The Indian carmaker needs to raise cash by June to repay a bridge loan taken to fund last year’s purchase of the British marques from Ford, leading one Indian analyst to raise the drastic possibility of selling off the British marques it has owned for less than a year.
Tata paid $2.3bn for Jaguar and Land Rover but the timing of the deal was disastrous, just before the credit crunch roiled global markets and caused credit to evaporate. It is caught with both collapsing sales at Jaguar and Land Rover in the US and Europe and plummeting demand for cars and trucks in India.

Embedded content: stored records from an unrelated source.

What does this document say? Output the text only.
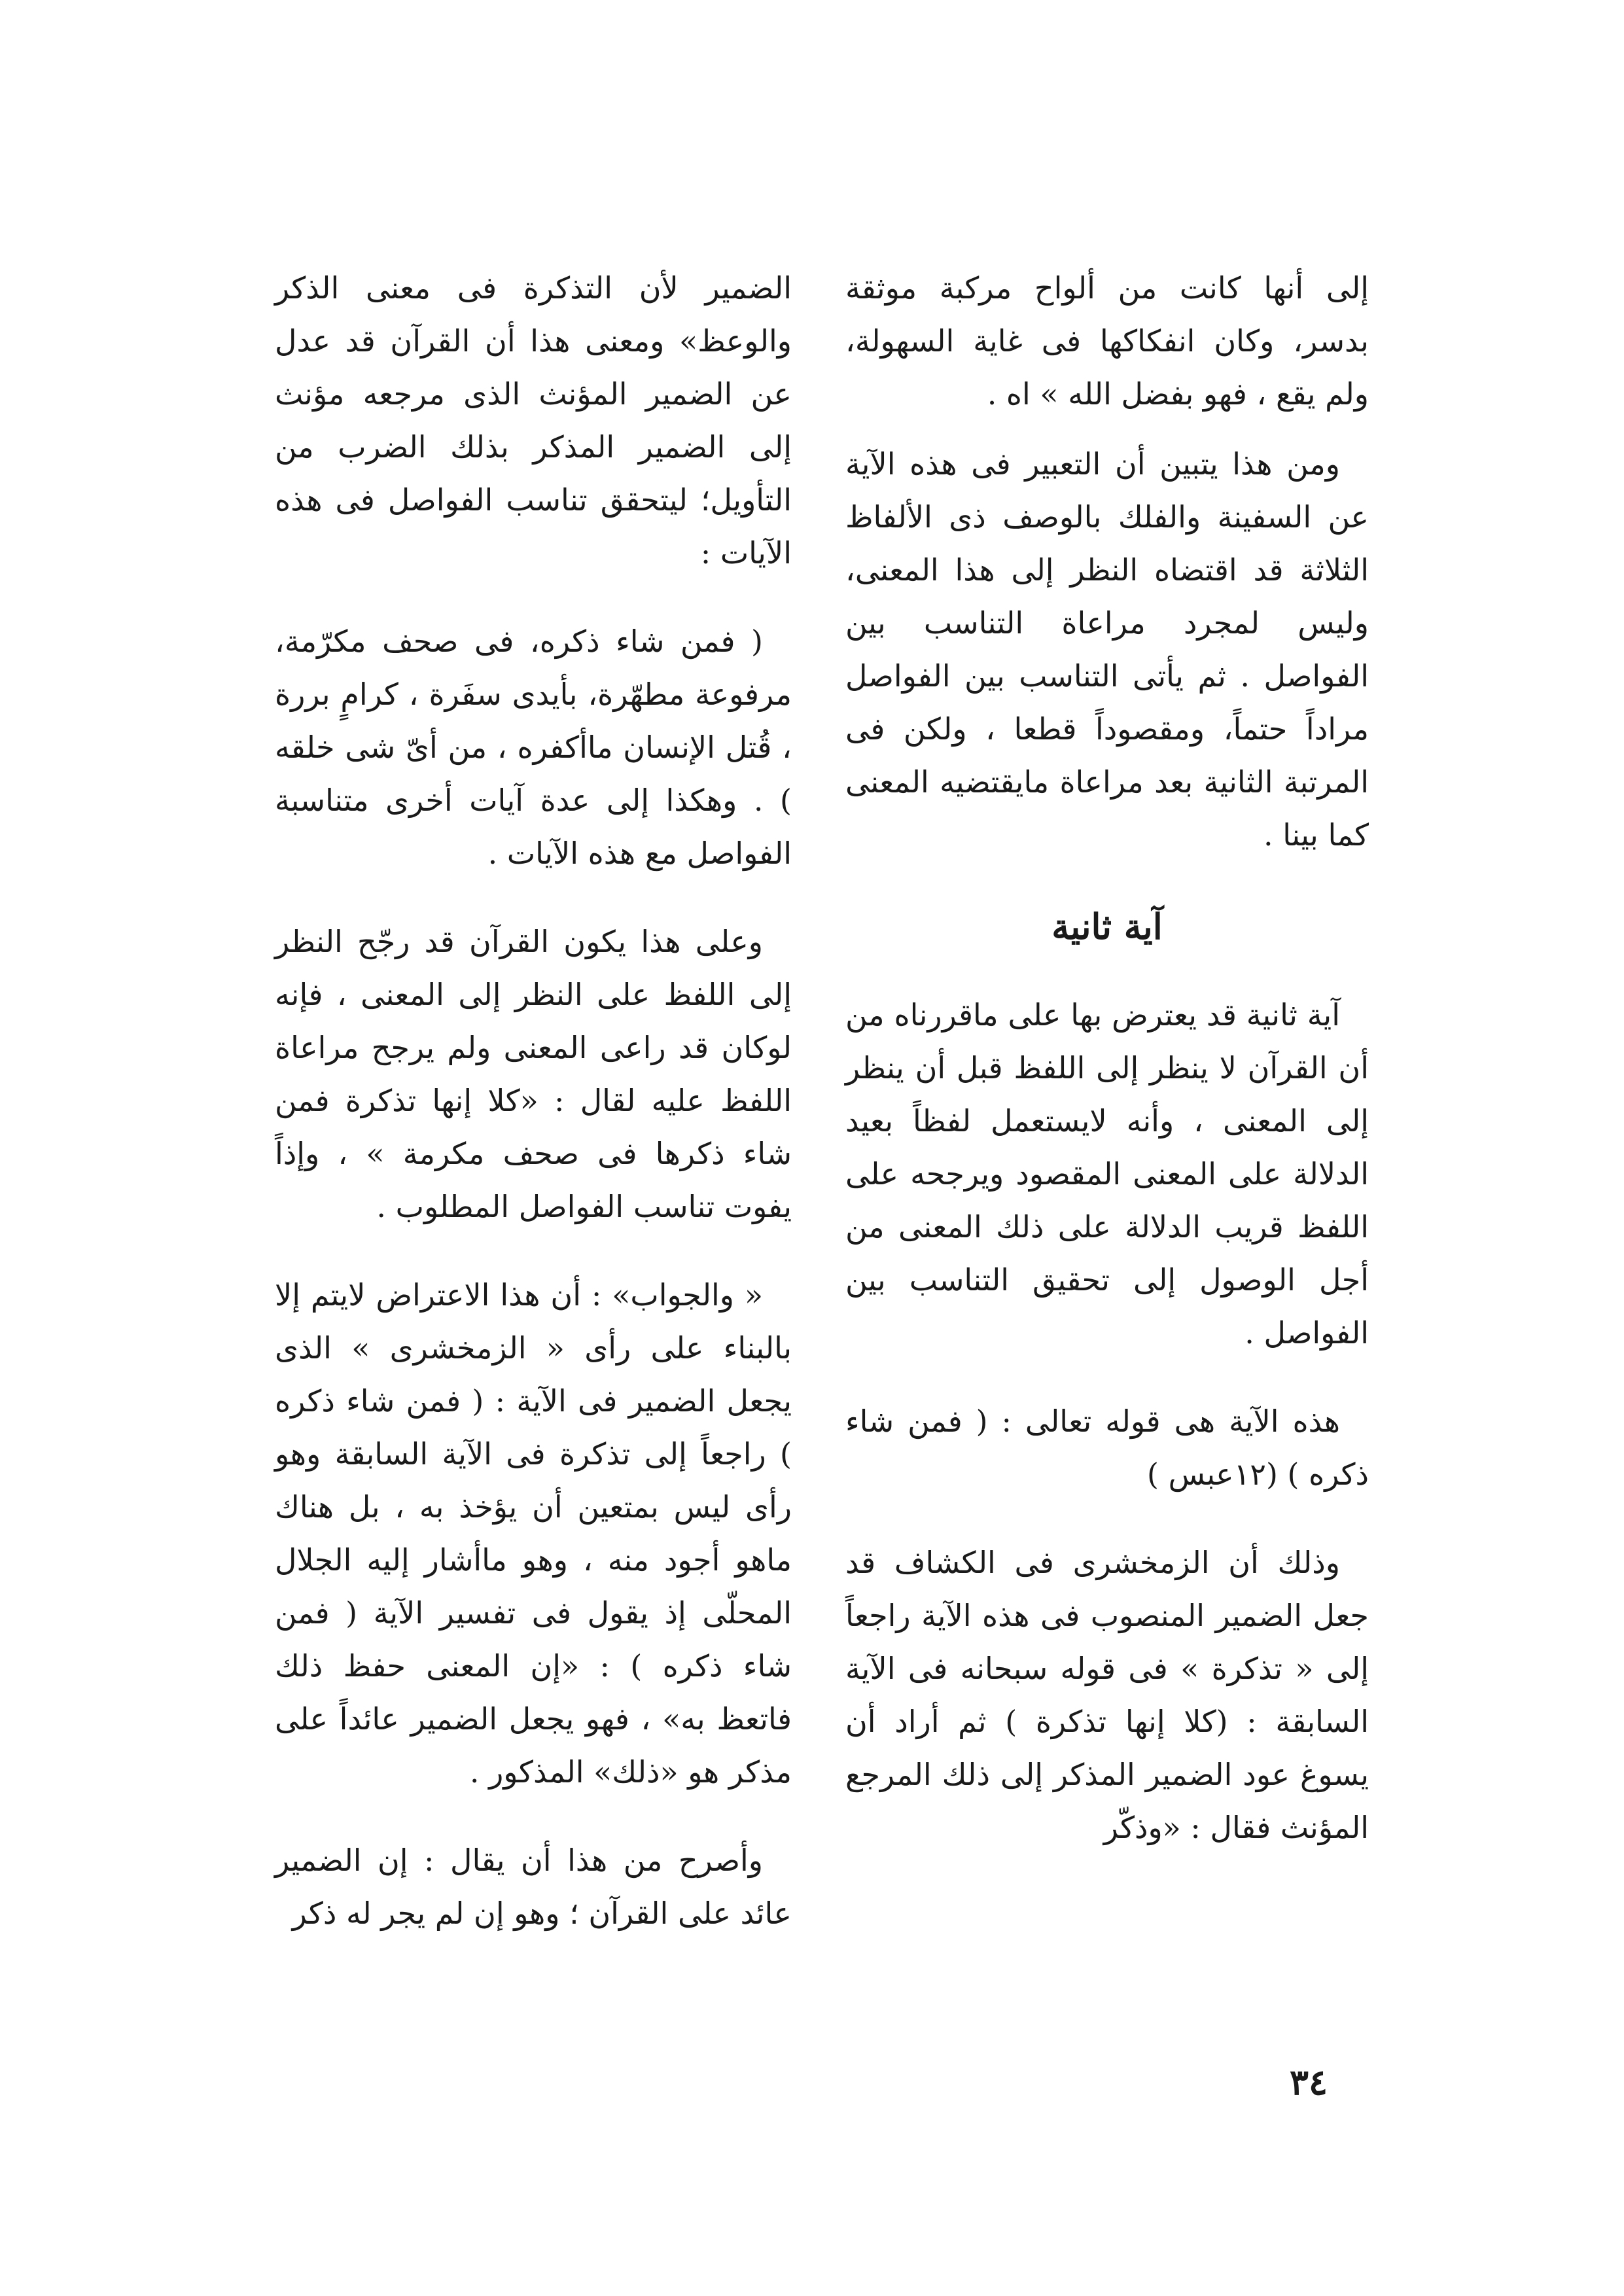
إلى أنها كانت من ألواح مركبة موثقة بدسر، وكان انفكاكها فى غاية السهولة، ولم يقع ، فهو بفضل الله » اه .

ومن هذا يتبين أن التعبير فى هذه الآية عن السفينة والفلك بالوصف ذى الألفاظ الثلاثة قد اقتضاه النظر إلى هذا المعنى، وليس لمجرد مراعاة التناسب بين الفواصل . ثم يأتى التناسب بين الفواصل مراداً حتماً، ومقصوداً قطعا ، ولكن فى المرتبة الثانية بعد مراعاة مايقتضيه المعنى كما بينا .

آية ثانية

آية ثانية قد يعترض بها على ماقررناه من أن القرآن لا ينظر إلى اللفظ قبل أن ينظر إلى المعنى ، وأنه لايستعمل لفظاً بعيد الدلالة على المعنى المقصود ويرجحه على اللفظ قريب الدلالة على ذلك المعنى من أجل الوصول إلى تحقيق التناسب بين الفواصل .

هذه الآية هى قوله تعالى : ( فمن شاء ذكره ) (١٢عبس )

وذلك أن الزمخشرى فى الكشاف قد جعل الضمير المنصوب فى هذه الآية راجعاً إلى « تذكرة » فى قوله سبحانه فى الآية السابقة : (كلا إنها تذكرة ) ثم أراد أن يسوغ عود الضمير المذكر إلى ذلك المرجع المؤنث فقال : «وذكّر

الضمير لأن التذكرة فى معنى الذكر والوعظ» ومعنى هذا أن القرآن قد عدل عن الضمير المؤنث الذى مرجعه مؤنث إلى الضمير المذكر بذلك الضرب من التأويل؛ ليتحقق تناسب الفواصل فى هذه الآيات :

( فمن شاء ذكره، فى صحف مكرّمة، مرفوعة مطهّرة، بأيدى سفَرة ، كرامٍ بررة ، قُتل الإنسان ماأكفره ، من أىّ شى خلقه ) . وهكذا إلى عدة آيات أخرى متناسبة الفواصل مع هذه الآيات .

وعلى هذا يكون القرآن قد رجّح النظر إلى اللفظ على النظر إلى المعنى ، فإنه لوكان قد راعى المعنى ولم يرجح مراعاة اللفظ عليه لقال : «كلا إنها تذكرة فمن شاء ذكرها فى صحف مكرمة » ، وإذاً يفوت تناسب الفواصل المطلوب .

« والجواب» : أن هذا الاعتراض لايتم إلا بالبناء على رأى « الزمخشرى » الذى يجعل الضمير فى الآية : ( فمن شاء ذكره ) راجعاً إلى تذكرة فى الآية السابقة وهو رأى ليس بمتعين أن يؤخذ به ، بل هناك ماهو أجود منه ، وهو ماأشار إليه الجلال المحلّى إذ يقول فى تفسير الآية ( فمن شاء ذكره ) : «إن المعنى حفظ ذلك فاتعظ به» ، فهو يجعل الضمير عائداً على مذكر هو «ذلك» المذكور .

وأصرح من هذا أن يقال : إن الضمير عائد على القرآن ؛ وهو إن لم يجر له ذكر

٣٤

Tata admitted it calculations on the Jag deal had changed. ‘In view of the significantly changed business environment, Jaguar Land Rover’s requirements have increased beyond the original plan,’ spokesman Debasis Ray said.
Mahantesh Sabarad, an analyst at Centrum Broking in Mumbai, said ‘Urgent action is required to support the UK car industry.’ He added that the crisis could lead Tata to look for a buyer for Jaguar and Land Rover. Tata has told the government it needs help of about £1bn.